Pair Corralation between Huntwicke Capital and Federal Agricultural
If you would invest 2,474 in Federal Agricultural Mortgage on March 14, 2024 and sell it today you would earn a total of 50.00 from holding Federal Agricultural Mortgage or generate 2.02% return on investment over 90 days.
Time Period | 3 Months [change] |
Direction | Moves Against |
Strength | Very Weak |
Accuracy | 1.59% |
Values | Daily Returns |
Huntwicke Capital Group vs. Federal Agricultural Mortgage
Performance |
Timeline |
Huntwicke Capital |
Risk-Adjusted Performance
0 of 100
Weak | Strong |
Very Weak
Federal Agricultural |
Huntwicke Capital and Federal Agricultural Volatility Contrast
Predicted Return Density |
Returns |
Pair Trading with Huntwicke Capital and Federal Agricultural
The main advantage of trading using opposite Huntwicke Capital and Federal Agricultural positions is that it hedges away some unsystematic risk. Because of two separate transactions, even if Huntwicke Capital position performs unexpectedly, Federal Agricultural can make up some of the losses. Pair trading also minimizes risk from directional movements in the market.

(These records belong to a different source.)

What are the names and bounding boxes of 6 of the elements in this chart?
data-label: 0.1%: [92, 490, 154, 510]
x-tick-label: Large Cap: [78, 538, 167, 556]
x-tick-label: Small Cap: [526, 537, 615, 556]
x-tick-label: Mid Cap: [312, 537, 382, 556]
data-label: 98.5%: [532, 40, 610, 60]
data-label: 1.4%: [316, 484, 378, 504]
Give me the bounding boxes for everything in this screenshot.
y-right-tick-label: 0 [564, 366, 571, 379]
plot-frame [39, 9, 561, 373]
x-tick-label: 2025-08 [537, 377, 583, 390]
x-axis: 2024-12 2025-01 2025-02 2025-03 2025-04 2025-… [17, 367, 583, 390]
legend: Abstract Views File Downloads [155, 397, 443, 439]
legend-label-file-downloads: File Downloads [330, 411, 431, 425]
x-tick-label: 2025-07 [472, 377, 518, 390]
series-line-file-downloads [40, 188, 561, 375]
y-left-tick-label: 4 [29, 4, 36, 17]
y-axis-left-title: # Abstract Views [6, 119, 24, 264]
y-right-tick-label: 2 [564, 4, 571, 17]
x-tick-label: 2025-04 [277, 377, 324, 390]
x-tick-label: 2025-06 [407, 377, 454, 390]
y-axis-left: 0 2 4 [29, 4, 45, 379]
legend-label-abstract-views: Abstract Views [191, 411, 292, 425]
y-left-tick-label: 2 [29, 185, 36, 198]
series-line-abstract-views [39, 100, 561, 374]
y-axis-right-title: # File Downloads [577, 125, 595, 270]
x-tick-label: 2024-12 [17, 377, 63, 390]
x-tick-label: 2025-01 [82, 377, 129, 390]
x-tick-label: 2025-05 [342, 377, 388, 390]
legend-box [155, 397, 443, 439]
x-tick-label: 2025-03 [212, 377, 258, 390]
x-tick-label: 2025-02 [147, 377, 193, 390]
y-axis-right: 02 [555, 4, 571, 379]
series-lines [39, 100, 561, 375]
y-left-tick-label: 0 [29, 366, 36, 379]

For example, if an entire industry or sector drops because of unexpected headlines, the short position in Federal Agricultural will offset losses from the drop in Federal Agricultural's long position.Huntwicke Capital vs. BlackRock | Huntwicke Capital vs. KKR Co LP | Huntwicke Capital vs. Apollo Global Management | Huntwicke Capital vs. Brookfield Asset Management |
Federal Agricultural vs. Citizens Financial Group | Federal Agricultural vs. Wells Fargo | Federal Agricultural vs. Equitable Holdings |
Check out your portfolio center.Note that this page's information should be used as a complementary analysis to find the right mix of equity instruments to add to your existing portfolios or create a brand new portfolio. You can also try the Portfolio Optimization module to compute new portfolio that will generate highest expected return given your specified tolerance for risk.